E depois começa a vir menos à sede, começa a prestar menos atenção nas reuniões, começa se interessar menos pelas coisas do Grupo. E interessar-se mais pelas coisas que se passam fora: uma conversa sobre uma marca de automóvel o interessa muito mais do que sobre a vida de um Santo. A notícia de que foi ganho um campeonato de qualquer porcaria em qualquer lugar do mundo, parece a ele muito mais interessante do que saber que a TFP fez uma campanha gloriosa. Ele acompanha os jornais falados com um olhar cada vez mais mortiço. Depois começa a dormir durante as reuniões. Um belo dia não aparece. Angústia! Mas no dia seguinte ele vai: alegria! Mas noutro dia ele já não vai. A frequência vai se tornando irregular. Um belo dia ele deixa de aparecer… Morreu! Não está mais vivo para a TFP.

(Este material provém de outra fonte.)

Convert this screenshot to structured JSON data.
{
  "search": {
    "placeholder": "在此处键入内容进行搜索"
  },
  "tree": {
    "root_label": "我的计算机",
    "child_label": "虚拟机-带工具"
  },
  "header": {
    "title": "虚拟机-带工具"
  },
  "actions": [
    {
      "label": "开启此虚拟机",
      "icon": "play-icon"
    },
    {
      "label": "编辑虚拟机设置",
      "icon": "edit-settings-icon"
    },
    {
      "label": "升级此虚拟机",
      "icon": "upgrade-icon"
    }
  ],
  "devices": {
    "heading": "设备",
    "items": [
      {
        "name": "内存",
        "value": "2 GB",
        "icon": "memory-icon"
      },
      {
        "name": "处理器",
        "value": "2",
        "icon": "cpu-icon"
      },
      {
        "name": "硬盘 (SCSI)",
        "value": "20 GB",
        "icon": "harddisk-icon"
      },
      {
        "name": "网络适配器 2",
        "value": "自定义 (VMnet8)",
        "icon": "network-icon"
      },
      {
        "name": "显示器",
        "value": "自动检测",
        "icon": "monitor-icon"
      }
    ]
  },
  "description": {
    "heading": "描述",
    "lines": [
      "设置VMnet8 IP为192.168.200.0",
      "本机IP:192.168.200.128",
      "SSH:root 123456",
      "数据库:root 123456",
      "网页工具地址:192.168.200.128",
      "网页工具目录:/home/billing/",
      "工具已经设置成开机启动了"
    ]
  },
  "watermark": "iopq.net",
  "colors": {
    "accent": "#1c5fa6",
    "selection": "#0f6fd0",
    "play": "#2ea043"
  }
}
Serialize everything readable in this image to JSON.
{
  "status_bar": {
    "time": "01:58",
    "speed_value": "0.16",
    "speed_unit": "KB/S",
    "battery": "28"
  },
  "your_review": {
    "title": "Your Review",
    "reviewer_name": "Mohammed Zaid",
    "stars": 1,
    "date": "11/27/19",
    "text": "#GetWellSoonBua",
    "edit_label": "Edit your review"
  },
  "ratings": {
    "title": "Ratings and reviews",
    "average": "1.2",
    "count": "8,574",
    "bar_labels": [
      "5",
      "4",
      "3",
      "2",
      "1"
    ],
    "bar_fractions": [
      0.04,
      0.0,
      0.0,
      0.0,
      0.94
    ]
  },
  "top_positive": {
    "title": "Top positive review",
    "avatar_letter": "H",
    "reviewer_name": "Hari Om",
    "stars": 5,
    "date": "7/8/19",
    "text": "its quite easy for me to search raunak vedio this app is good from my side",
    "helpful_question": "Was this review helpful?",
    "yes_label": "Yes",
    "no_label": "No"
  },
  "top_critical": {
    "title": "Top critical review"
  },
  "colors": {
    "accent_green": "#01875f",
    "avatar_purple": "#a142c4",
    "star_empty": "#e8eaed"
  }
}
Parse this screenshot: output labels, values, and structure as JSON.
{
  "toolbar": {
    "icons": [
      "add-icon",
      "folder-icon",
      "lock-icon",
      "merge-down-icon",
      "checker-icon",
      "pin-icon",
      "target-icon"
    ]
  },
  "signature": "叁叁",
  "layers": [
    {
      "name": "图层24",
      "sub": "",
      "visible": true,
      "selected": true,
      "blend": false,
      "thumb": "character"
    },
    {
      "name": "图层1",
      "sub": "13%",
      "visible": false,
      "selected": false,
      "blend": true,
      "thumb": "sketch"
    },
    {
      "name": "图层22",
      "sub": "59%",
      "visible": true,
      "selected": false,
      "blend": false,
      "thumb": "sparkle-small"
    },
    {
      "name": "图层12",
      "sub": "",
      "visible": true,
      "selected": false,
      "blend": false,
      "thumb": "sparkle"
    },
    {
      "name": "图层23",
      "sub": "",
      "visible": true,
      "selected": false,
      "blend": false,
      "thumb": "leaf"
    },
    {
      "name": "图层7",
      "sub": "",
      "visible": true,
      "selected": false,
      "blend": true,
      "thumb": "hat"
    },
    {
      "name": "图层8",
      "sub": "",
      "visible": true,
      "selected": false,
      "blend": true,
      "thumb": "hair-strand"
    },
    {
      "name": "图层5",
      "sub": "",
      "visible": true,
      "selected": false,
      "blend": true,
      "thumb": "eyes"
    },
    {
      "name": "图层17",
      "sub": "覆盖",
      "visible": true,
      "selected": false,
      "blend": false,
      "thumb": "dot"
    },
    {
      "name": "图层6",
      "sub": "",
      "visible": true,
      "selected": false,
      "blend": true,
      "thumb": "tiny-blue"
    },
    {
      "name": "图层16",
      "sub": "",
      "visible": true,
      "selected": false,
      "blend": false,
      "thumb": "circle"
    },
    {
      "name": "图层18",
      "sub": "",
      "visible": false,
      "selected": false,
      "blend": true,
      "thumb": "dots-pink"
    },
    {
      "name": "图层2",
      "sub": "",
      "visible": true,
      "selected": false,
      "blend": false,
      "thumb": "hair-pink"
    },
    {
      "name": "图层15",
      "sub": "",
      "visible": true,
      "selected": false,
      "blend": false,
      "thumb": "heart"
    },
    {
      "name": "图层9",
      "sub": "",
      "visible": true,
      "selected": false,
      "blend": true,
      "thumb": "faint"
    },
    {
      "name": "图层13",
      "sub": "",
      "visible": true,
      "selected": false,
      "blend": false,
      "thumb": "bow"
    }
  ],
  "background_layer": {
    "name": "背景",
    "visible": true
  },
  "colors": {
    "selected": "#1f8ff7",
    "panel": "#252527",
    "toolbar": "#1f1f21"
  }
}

Quantos dos senhores assistiram episódios desses? E é uma tristeza que se difunde como um véu escuro sobre a TFP. Assim tantas vezes as pessoas saem da TFP, porque não ousaram resistir. […]

Quantos e quantos fenômenos impressionantes nesse sentido a gente conhece! Mas simplesmente impressionantes!

De um modo ou doutro, de um modo ou doutro, alguns Nossa Senhora acaba protegendo e obtendo que eles sejam perdoados. No meio da infidelidade deles, num momento eles se sentem tocados, a graça lhes diz algo. Eles se arrependem, aparecem, pedem perdão, perseveram. Mais adiante perseveram ou não perseveram. É o drama das almas dentro dessas ilhas pequenas que são as TFPs, que são alguns conventos que ainda resistem, alguns padres que ainda são fiéis, alguma coisa assim. Mas são arquipélagos. Ilhas tão longe uma das outras, que às vezes nem se conhecem. Mal têm razão para suspeitar que talvez aquele lá ainda seja fiel dentro da desolação geral.

Qual é o papel do profeta Elias aí?

Ele viveu numa época terrível, de apostasia, de miséria e de vergonha. Em que uma rainha péssima – Jezabel, pagã – estava casada com o rei, influenciava o rei, e fazia os sacerdotes pagãos entrarem em Jerusalém, entrarem na terra do povo eleito e ali ofereceria sacrifícios pagãos.

E Elias se levantava com um calor, com uma altura de estatura moral, com um fogo de cólera contra esses pecados, em que ele fazia a denúncia profética com uma força extraordinária!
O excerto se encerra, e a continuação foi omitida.